Le scénario s'inspire, avec de grandes libertés, d'un fait réel. La première visite de journalistes occidentaux dans le régime cambodgien des Khmers Rouges, en 1978. Visite qui culmina sur un entretien avec Pol Pot en personne, et un dénouement inattendu.
Dans "Rendez-vous avec Pol Pot", les deux Américains et l'intellectuel marxiste britannique sont remplacés par trois Français. Deux journalistes qui cherchent à connaître les dessous du régime, derrière la façade qu'on leur présente. Et un intellectuel communiste, sympathisant du régime Khmer, ami épistolaire de Pol Pot en personne, qui cherche à se voiler la face et à voir en personne celui qu'il idéalise tant.

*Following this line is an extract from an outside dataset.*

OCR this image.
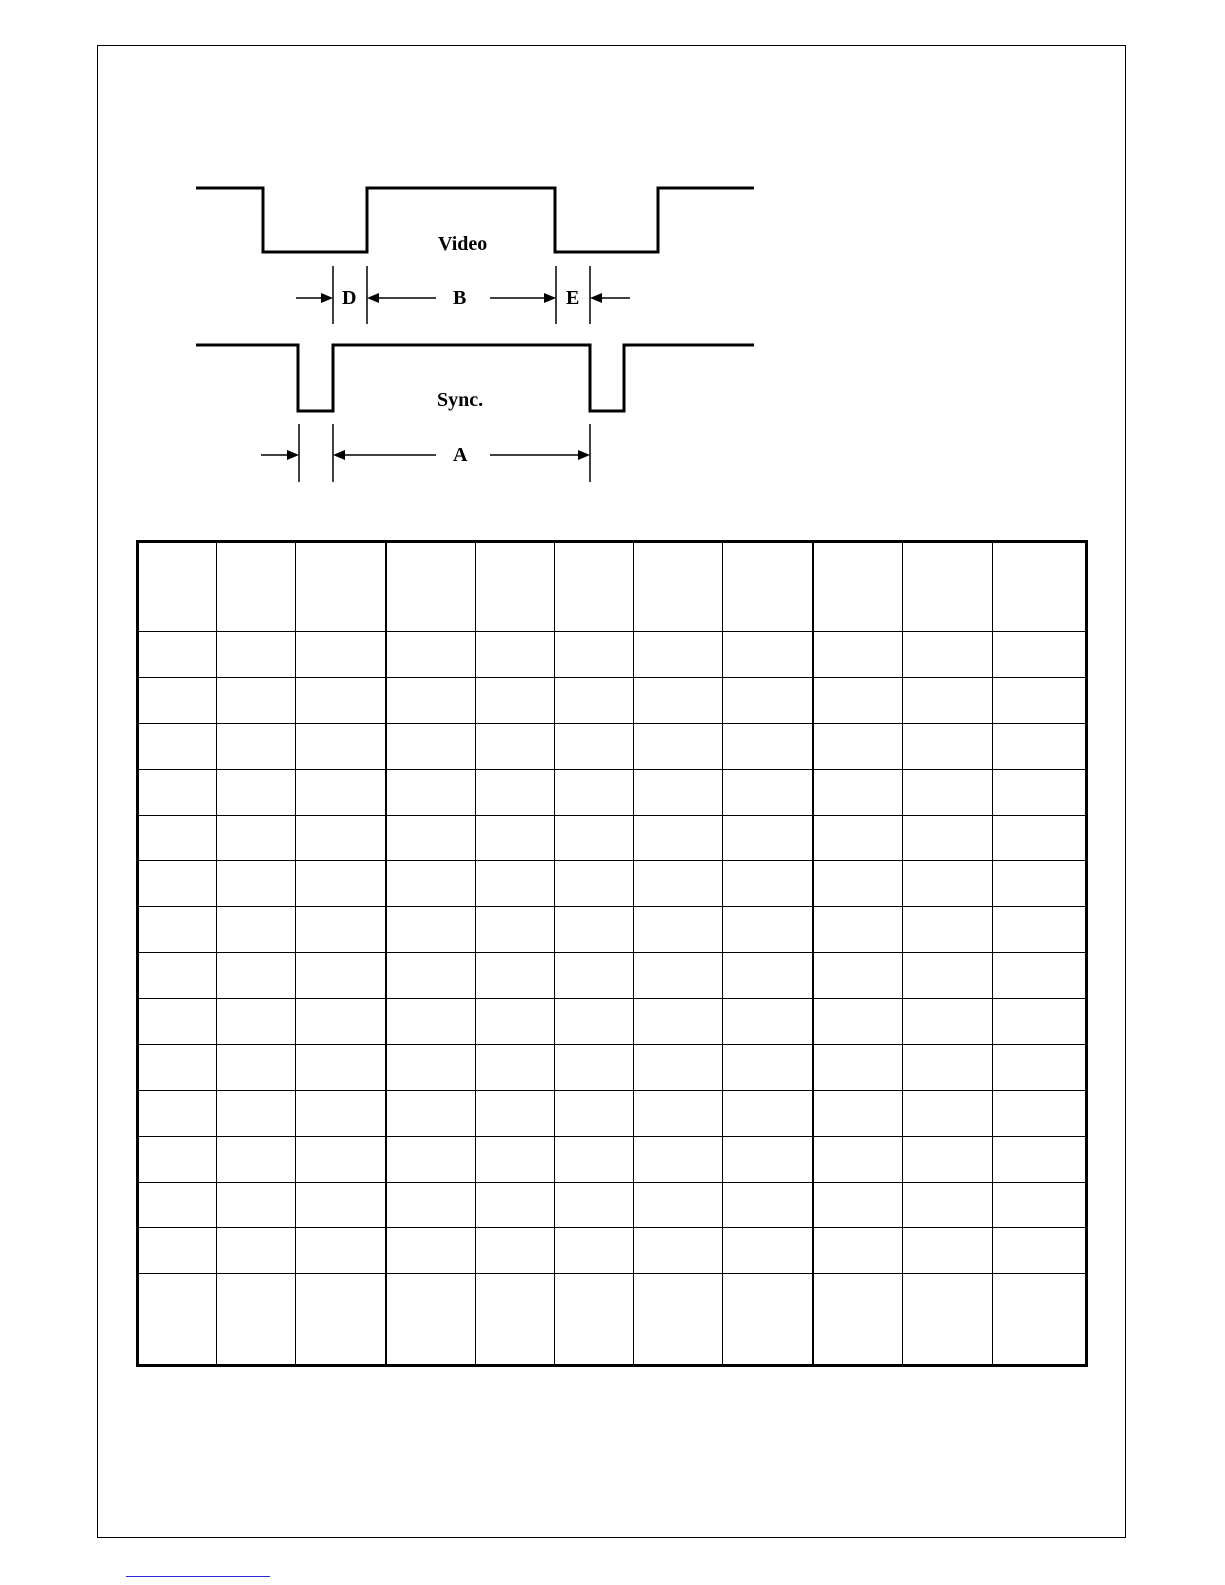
Video
D	B	E
Sync.
A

Le portrait des trois protagonistes peut sembler caricatural, et il est vrai que le jeu des acteurs est parfois grossier. Mais j'avoue que le film m'a furieusement fait penser à l'un des plus célèbres épisodes de l'émission documentaire "Striptease". "Une délégation de très haut niveau", diffusé en 2000, où des députés belges effectuaient une tournée surréaliste en Corée du Nord. La plupart s'insurgeant devant une visite infantilisante, tout en donnant des leçons de droits de l'Homme sans réel pouvoir. Quand leur leader buvait la propagande comme du lait et félicitait amplement le régime Nord-coréen.
On en retrouve beaucoup de tropes dans le film de Rithy Panh, à croire qu'il s'est largement inspiré de cet épisode ! En tout cas son film montre les conflits intellectuels entre d'un côté, ceux qui veulent croire à la révolution, quitte à se mettre des œillères. De l'autre, ceux qui s'autoproclament pourfendeurs de la vérité, et qui prennent des risques inconsidérés pour aller au-delà de ce qu'on leur montre.
L'autre sujet est évidemment d'aborder le génocide commis par les Khmers Rouges. Là-dessus, le réalisateur use de stratagèmes étonnants. Des images d'archives, projetées en contre-champs ou en arrière-plan. Des séquences tournées avec des mannequins d'argile (!) pour les scènes qui auraient nécessité le plus de budget.
Contraintes logistiques ou choix artistique, allez savoir, toujours est-il que cela fonctionne plutôt bien. Mieux même que les séquences classiques, qui parfois s'enlisent quelques peu.